Are Economists Open to AI? Text as Data as Survey on Professional Sentiment and Academic Research Trends
For researchers studying professional sentiment, TaDaS offers a scalable, retrospective, and non-reactive method to extract attitudes from text archives, though the application to economists' AI sentiment is a specific case study.
The paper introduces TaDaS, a framework that converts naturally occurring text into survey-like evidence via cross-dataset semantic retrieval, and applies it to measure economists' sentiment toward AI. Results show AI-related discussion is less open and more negative overall, but sentiment becomes more favorable as AI visibility in elite journals increases.

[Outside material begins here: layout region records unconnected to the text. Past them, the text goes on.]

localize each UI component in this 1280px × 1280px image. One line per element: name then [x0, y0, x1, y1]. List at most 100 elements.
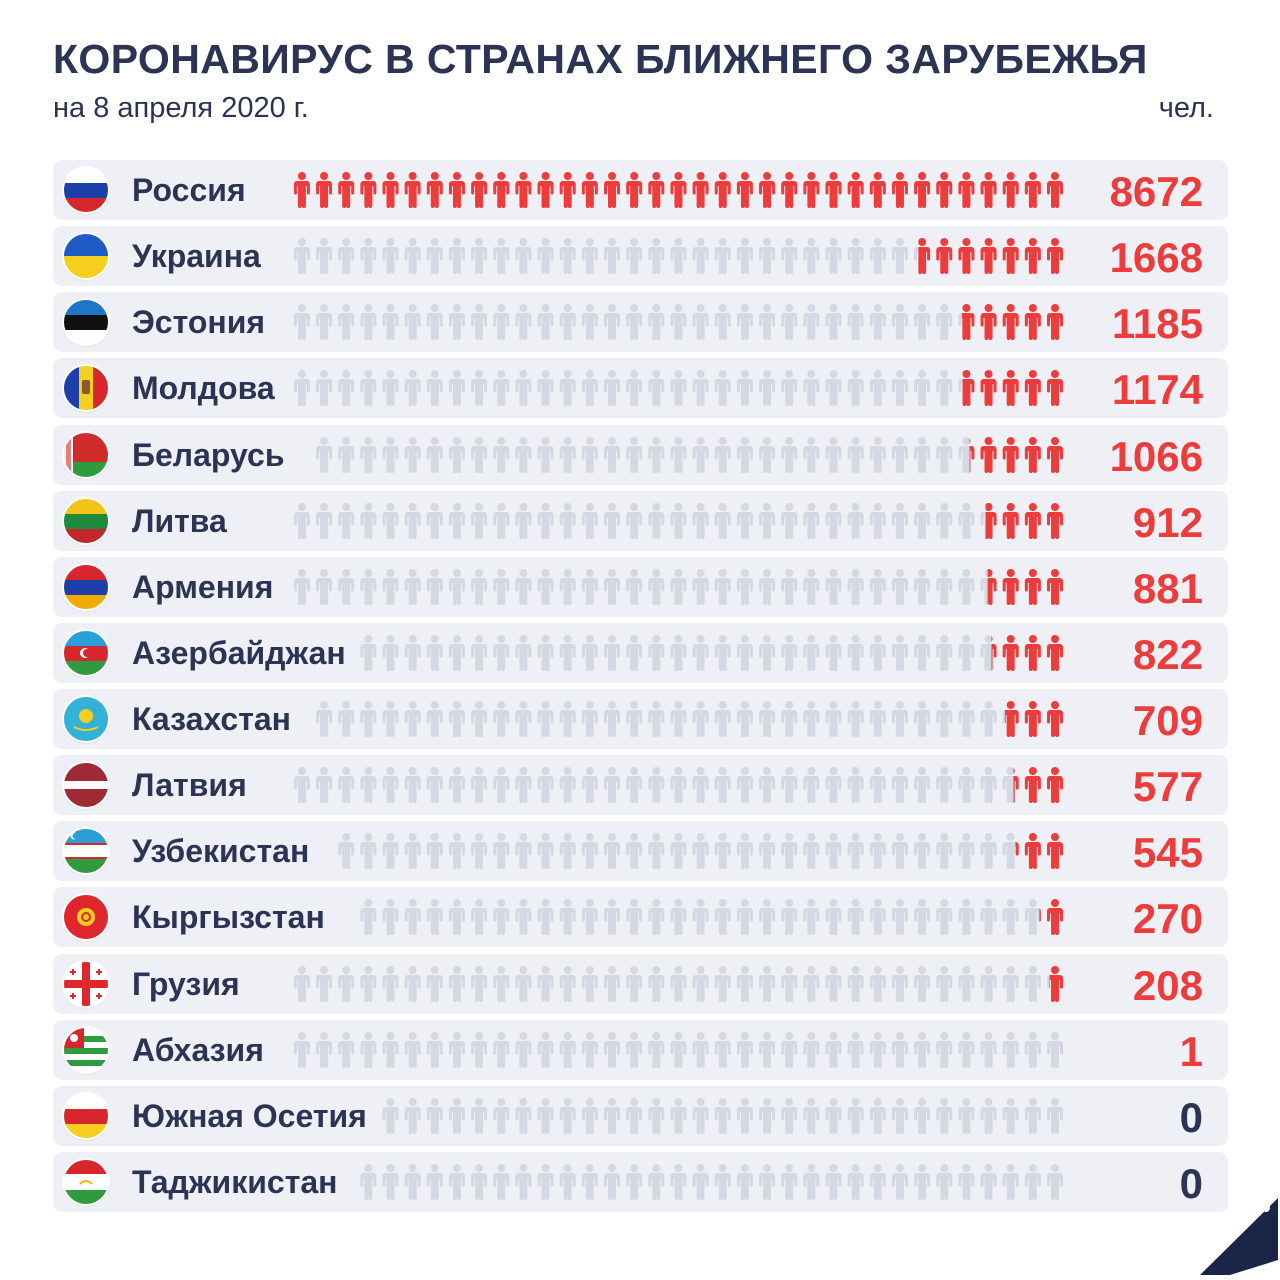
person-icon	[1047, 767, 1063, 804]
armenia-flag-icon	[64, 564, 108, 609]
person-icon	[604, 568, 620, 605]
person-icon	[736, 238, 753, 275]
person-icon	[648, 965, 665, 1002]
person-icon	[1002, 767, 1019, 804]
country-name: Латвия	[132, 767, 247, 804]
person-icon	[714, 634, 731, 671]
person-icon	[781, 1031, 798, 1068]
person-icon	[581, 767, 598, 804]
person-icon	[515, 899, 532, 936]
country-name: Беларусь	[132, 436, 285, 473]
person-icon	[626, 502, 643, 539]
person-icon	[825, 370, 842, 407]
person-icon	[736, 502, 753, 539]
person-icon	[1047, 172, 1063, 208]
person-icon	[404, 238, 421, 275]
person-icon	[1047, 238, 1063, 275]
country-row: Молдова 1174	[53, 358, 1228, 419]
case-count: 8672	[1109, 168, 1203, 215]
person-icon	[493, 1163, 510, 1200]
person-icon	[825, 965, 842, 1002]
person-icon	[360, 238, 377, 275]
person-icon	[980, 370, 997, 407]
person-icon	[448, 701, 465, 737]
person-icon	[448, 899, 465, 936]
person-icon	[537, 238, 554, 275]
person-icon	[869, 1097, 886, 1134]
person-icon	[604, 502, 620, 539]
person-icon	[559, 172, 576, 208]
person-icon	[714, 899, 731, 936]
person-icon	[404, 965, 421, 1002]
person-icon	[360, 1163, 377, 1200]
people-bar	[53, 292, 1228, 352]
person-icon	[692, 965, 709, 1002]
person-icon	[670, 701, 687, 737]
person-icon	[448, 502, 465, 539]
person-icon	[338, 568, 355, 605]
person-icon	[891, 238, 908, 275]
person-icon	[537, 436, 554, 473]
person-icon	[559, 370, 576, 407]
person-icon	[869, 767, 886, 804]
country-row: Эстония 1185	[53, 292, 1228, 353]
person-icon	[670, 767, 687, 804]
person-icon	[604, 899, 620, 936]
person-icon	[316, 304, 333, 341]
person-icon	[382, 370, 399, 407]
person-icon	[670, 370, 687, 407]
person-icon	[382, 701, 399, 737]
person-icon	[338, 172, 355, 208]
country-name: Россия	[132, 172, 246, 208]
person-icon	[869, 965, 886, 1002]
person-icon	[382, 1097, 399, 1134]
person-icon	[471, 238, 488, 275]
person-icon	[648, 568, 665, 605]
person-icon	[891, 701, 908, 737]
person-icon	[426, 502, 443, 539]
person-icon	[382, 1031, 399, 1068]
person-icon	[1002, 502, 1019, 539]
person-icon	[781, 1163, 798, 1200]
country-row: Латвия 577	[53, 755, 1228, 816]
person-icon	[604, 1163, 620, 1200]
country-row: Казахстан 709	[53, 689, 1228, 749]
person-icon	[293, 767, 310, 804]
person-icon	[559, 634, 576, 671]
country-row: Азербайджан 822	[53, 622, 1228, 683]
country-row: Таджикистан 0	[53, 1151, 1228, 1212]
person-icon	[1024, 899, 1041, 936]
person-icon	[338, 436, 355, 473]
person-icon	[936, 370, 953, 407]
person-icon	[891, 172, 908, 208]
person-icon	[604, 634, 620, 671]
person-icon	[670, 238, 687, 275]
people-bar	[53, 425, 1228, 485]
person-icon	[1047, 304, 1063, 341]
person-icon	[825, 701, 842, 737]
people-bar	[53, 1086, 1228, 1146]
person-icon	[936, 568, 953, 605]
person-icon	[537, 767, 554, 804]
person-icon	[537, 701, 554, 737]
person-icon	[604, 172, 620, 208]
case-count: 822	[1132, 630, 1203, 678]
country-name: Армения	[132, 568, 274, 605]
person-icon	[803, 899, 820, 936]
country-name: Южная Осетия	[132, 1097, 367, 1134]
person-icon	[803, 1163, 820, 1200]
person-icon	[581, 1097, 598, 1134]
person-icon	[426, 899, 443, 936]
person-icon	[736, 767, 753, 804]
person-icon	[847, 238, 864, 275]
person-icon	[1002, 568, 1019, 605]
person-icon	[648, 1031, 665, 1068]
person-icon	[914, 767, 931, 804]
country-row: Украина 1668	[53, 226, 1228, 287]
person-icon	[936, 1097, 953, 1134]
person-icon	[382, 767, 399, 804]
person-icon	[825, 304, 842, 341]
person-icon	[404, 899, 421, 936]
person-icon	[382, 502, 399, 539]
chart-rows: Россия 8672 Украина 1668 Эстония 1185 Молдова 1…	[53, 160, 1228, 1218]
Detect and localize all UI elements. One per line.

Traditional surveys are costly, hard to reconstruct retrospectively, and vulnerable to self-presentation bias. Raw internet text is abundant but noisy, weakly structured, and platform-selected. We introduce TaDaS (Text as Data as Survey), a framework that converts naturally occurring text into survey-like evidence by linking a question corpus to an answer corpus through cross-dataset semantic retrieval. TaDaS first screens a reference question corpus to construct focal and comparable semantic neighborhoods. It then maps unstructured observations from an answer corpus onto these neighborhoods and scores the attitudes expressed in the resulting discourse. We apply the framework to economists' reactions to AI by linking 1.3 million research-related posts from Economics Job Market Rumors with 53,585 elite economics and finance publications. Publication-side topics define the research frontier; forum-side replies reveal professional sentiment along six dimensions: openness, negativity, toxicity, arrogance, curiosity, and confusion. AI-related discussion is less open and more negative in cross-section, but the interaction evidence points in a favorable direction on all six dimensions as AI becomes more visible in elite journals. The findings show how TaDaS can recover scalable, retrospective, and non-reactive measures of professional sentiment from existing text archives.